Trekkies can put one fear to rest right now: Star Trek Online feels just like Star Trek. From the 10-minute demo available on the Eurogamer Expo show floor, it's difficult to learn all that much about the mechanics and structure of this licensed MMO (you can read more about these in our recent preview and interview). But it's immediately apparent that developer Cryptic has nailed the unmistakable flavour of faintly cheesy, high-minded, planet-hopping science-fiction with a straight face and a glint in its eye - with an equal love of politics, philosophy and punch-ups.

The demo whisks the player through a brief burst of ship combat and a couple of on-foot engagements. It's strictly single-player, and its contained environments and miniature storyline can't give much of an impression of the game's full scope. But Star Trek has always been more intimate than most sci-fi - rooted firmly in sixties television as it is - and the limited stage actually suits it well. The warp jumps between instanced locations aren't as jarring as they would be in other online worlds - it's the nature and style of this particular fiction.
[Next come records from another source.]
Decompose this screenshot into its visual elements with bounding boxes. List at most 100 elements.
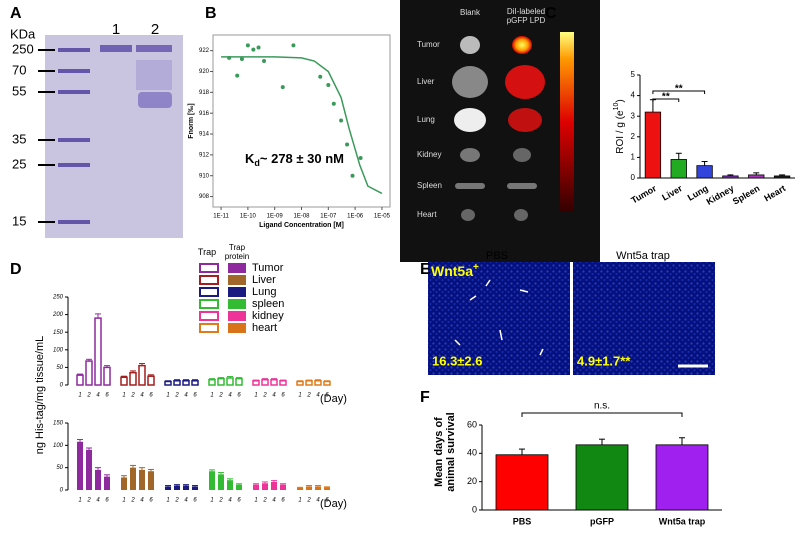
significance-label: n.s. — [594, 401, 610, 412]
bar — [173, 380, 181, 386]
bar — [217, 377, 225, 386]
bar — [139, 469, 145, 490]
bar — [722, 175, 739, 179]
legend-label: Liver — [252, 274, 276, 286]
data-point — [280, 85, 285, 90]
legend-label: Tumor — [252, 262, 284, 274]
organ-image — [454, 108, 486, 132]
annotation-part: d — [254, 158, 260, 168]
x-tick-label: 6 — [149, 393, 153, 399]
legend-header: Trap protein — [224, 243, 250, 261]
column-label: DiI-labeled pGFP LPD — [506, 7, 546, 25]
row-label: Tumor — [417, 40, 440, 49]
marker-band — [58, 138, 90, 142]
data-point — [350, 173, 355, 178]
y-tick-label: 918 — [199, 90, 210, 96]
x-tick-label: 1 — [78, 498, 81, 504]
bar — [147, 375, 155, 386]
marker-label: Wnt5a+ — [431, 262, 479, 279]
significance-bracket — [652, 90, 706, 94]
legend-swatch-filled — [228, 299, 246, 309]
y-tick-label: 100 — [53, 443, 64, 449]
x-tick-label: 6 — [193, 498, 197, 504]
x-tick-label: 4 — [228, 393, 232, 399]
legend-swatch-filled — [228, 311, 246, 321]
bar — [261, 378, 269, 386]
bar — [252, 380, 260, 386]
x-tick-label: 2 — [218, 393, 223, 399]
significance-label: ** — [662, 92, 670, 103]
organ-image — [505, 65, 545, 99]
bar — [120, 376, 128, 386]
bar — [208, 378, 216, 386]
data-point — [227, 55, 232, 60]
legend-swatch-hollow — [199, 311, 219, 321]
bar — [262, 483, 268, 490]
x-tick-label: 6 — [325, 393, 329, 399]
legend-label: heart — [252, 322, 277, 334]
data-point — [326, 83, 331, 88]
x-tick-label: 6 — [237, 498, 241, 504]
data-point — [339, 118, 344, 123]
y-axis-label: ng His-tag/mg tissue/mL — [34, 336, 46, 455]
organ-image — [452, 66, 488, 98]
y-tick-label: 914 — [199, 132, 210, 138]
panel-letter: C — [545, 5, 557, 22]
bar — [748, 174, 765, 179]
micrograph — [428, 262, 570, 375]
y-tick-label: 150 — [53, 330, 64, 336]
legend-label: Lung — [252, 286, 276, 298]
legend-swatch-hollow — [199, 323, 219, 333]
marker-band — [58, 220, 90, 224]
annotation-part: ~ 278 ± 30 nM — [260, 151, 344, 166]
x-axis-label: (Day) — [320, 393, 347, 405]
organ-image — [460, 148, 480, 162]
y-label-part: ) — [615, 99, 626, 102]
row-label: Liver — [417, 77, 435, 86]
bar — [655, 444, 709, 511]
bar — [495, 454, 549, 511]
y-tick-label: 250 — [52, 295, 64, 301]
y-tick-label: 2 — [631, 132, 636, 141]
quantification: 16.3±2.6 — [432, 353, 483, 368]
x-tick-label: 2 — [130, 393, 135, 399]
x-tick-label: 4 — [272, 498, 276, 504]
marker-label: 55 — [12, 83, 26, 98]
legend-swatch-hollow — [199, 275, 219, 285]
marker-label: 250 — [12, 41, 34, 56]
marker-band — [58, 90, 90, 94]
plot-frame — [212, 34, 391, 208]
y-tick-label: 5 — [631, 70, 636, 79]
organ-image — [514, 209, 528, 221]
bar — [130, 467, 136, 490]
quantification: 4.9±1.7** — [577, 353, 631, 368]
legend-label: spleen — [252, 298, 284, 310]
gel-smear — [136, 60, 172, 90]
marker-label: 70 — [12, 62, 26, 77]
bar — [226, 377, 234, 386]
data-point — [245, 43, 250, 48]
bar — [773, 175, 791, 179]
y-tick-label: 100 — [53, 347, 64, 353]
data-point — [239, 56, 244, 61]
bar — [253, 484, 259, 490]
data-point — [331, 101, 336, 106]
bar — [94, 317, 102, 386]
x-tick-label: 2 — [306, 393, 311, 399]
y-tick-label: 150 — [53, 421, 64, 427]
x-tick-label: 1 — [210, 498, 213, 504]
bar — [324, 487, 330, 490]
y-tick-label: 0 — [60, 488, 64, 494]
bar — [77, 441, 83, 490]
x-tick-label: 1E-08 — [293, 214, 310, 220]
panel-letter: D — [10, 261, 22, 278]
significance-bracket — [652, 98, 680, 102]
unit-label: KDa — [10, 26, 36, 41]
bar — [271, 481, 277, 490]
legend-swatch-hollow — [199, 299, 219, 309]
data-point — [358, 156, 363, 161]
x-tick-label: 1 — [166, 498, 169, 504]
x-tick-label: 1E-07 — [320, 214, 337, 220]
There's a brief opportunity for the player to get used to ship controls while orbiting a planet in peace. WASD take care of the starship's ponderous pitch and yaw, while Q and E, or an on-screen slider, handle the engines' throttle. It's gracefully, glacially slow, as it should be - Star Trek's craft are battleships, not fighter planes.
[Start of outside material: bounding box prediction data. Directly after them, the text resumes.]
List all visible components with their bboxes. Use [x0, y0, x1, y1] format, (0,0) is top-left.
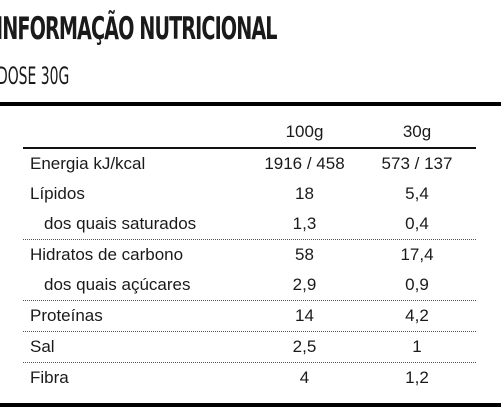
nutrient-name: Fibra [30, 368, 69, 387]
column-header-per-100g: 100g [285, 122, 324, 141]
nutrient-name: dos quais açúcares [44, 275, 191, 294]
value-per-serving: 0,4 [405, 214, 429, 233]
nutrient-name: Hidratos de carbono [30, 245, 184, 264]
value-per-100g: 58 [295, 245, 314, 264]
nutrient-name: dos quais saturados [44, 214, 197, 233]
value-per-100g: 4 [299, 368, 310, 387]
value-per-serving: 0,9 [405, 275, 429, 294]
nutrient-name: Energia kJ/kcal [30, 154, 146, 173]
value-per-100g: 18 [295, 184, 314, 203]
nutrient-name: Proteínas [30, 306, 103, 325]
value-per-serving: 4,2 [405, 306, 429, 325]
column-header-per-serving: 30g [402, 122, 432, 141]
value-per-100g: 2,9 [292, 275, 317, 294]
nutrient-name: Sal [30, 337, 55, 356]
table-row-saturated-fat: dos quais saturados 1,3 0,4 [23, 209, 476, 240]
nutrient-name: Lípidos [30, 184, 85, 203]
serving-size-label: DOSE 30G [0, 62, 70, 90]
table-row-carbohydrates: Hidratos de carbono 58 17,4 [23, 240, 476, 270]
nutrition-table: 100g 30g Energia kJ/kcal 1916 / 458 573 … [23, 116, 476, 393]
value-per-100g: 2,5 [292, 337, 317, 356]
value-per-serving: 5,4 [405, 184, 429, 203]
value-per-serving: 17,4 [400, 245, 434, 264]
top-rule [0, 102, 501, 106]
table-row-sugars: dos quais açúcares 2,9 0,9 [23, 270, 476, 301]
page-title: INFORMAÇÃO NUTRICIONAL [0, 11, 278, 47]
table-row-salt: Sal 2,5 1 [23, 332, 476, 363]
value-per-100g: 1,3 [292, 214, 317, 233]
value-per-100g: 1916 / 458 [264, 154, 345, 173]
value-per-serving: 1,2 [405, 368, 429, 387]
table-row-protein: Proteínas 14 4,2 [23, 301, 476, 332]
value-per-100g: 14 [295, 306, 314, 325]
value-per-serving: 573 / 137 [381, 154, 453, 173]
table-header-row: 100g 30g [23, 116, 476, 149]
bottom-rule [0, 403, 501, 407]
table-row-energy: Energia kJ/kcal 1916 / 458 573 / 137 [23, 149, 476, 179]
value-per-serving: 1 [412, 337, 422, 356]
table-row-fat: Lípidos 18 5,4 [23, 179, 476, 209]
table-row-fibre: Fibra 4 1,2 [23, 363, 476, 393]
Star Trek Online has a clean, simple, colourful look, with targets picked out in sharp backlighting.

Following a text-box prompt from a crew member, you're warped to a planet called Penn'Arc VI - only to find the region has been claimed by the Klingon Empire. Arriving in a colourfully hazy asteroid belt, three Birds of Prey attack you for your intrusion. Space combat isn't EVE Online - although your weapons do lock on, they have limited fire arcs, and there are no autopilot options. The focus is on physically manoeuvring your ship to keep your enemies within optimum firing range while manually firing weapons and keeping an eye on power balance.
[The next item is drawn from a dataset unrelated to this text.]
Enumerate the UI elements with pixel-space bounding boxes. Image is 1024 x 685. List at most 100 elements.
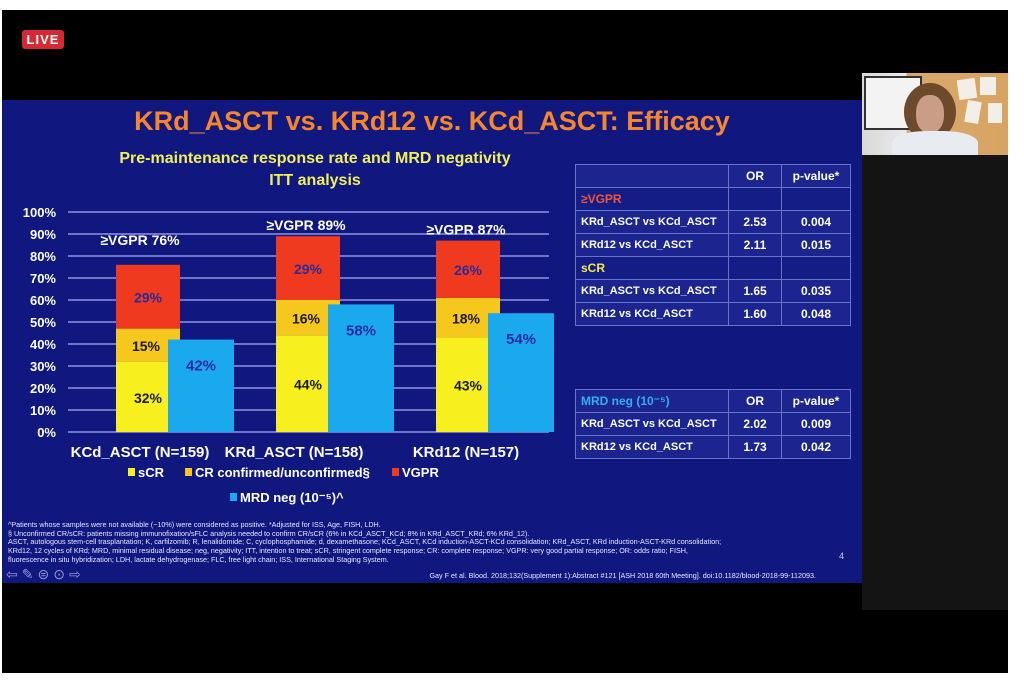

There are only three weapon systems: forward phaser, rear phaser, and a forward-facing photon torpedo. They're fired using 1, 2 and 3 or the on-screen buttons, with the space bar firing all simultaneously. The phasers have wide, overlapping firing arcs ensuring 360-degree coverage, while the more powerful torpedoes have only a narrow range. Although these Klingons don't present a stiff challenge, they do circle you faster than you can turn to follow them - so guessing their attack patterns and tactically pre-empting them seems to be the order of the day.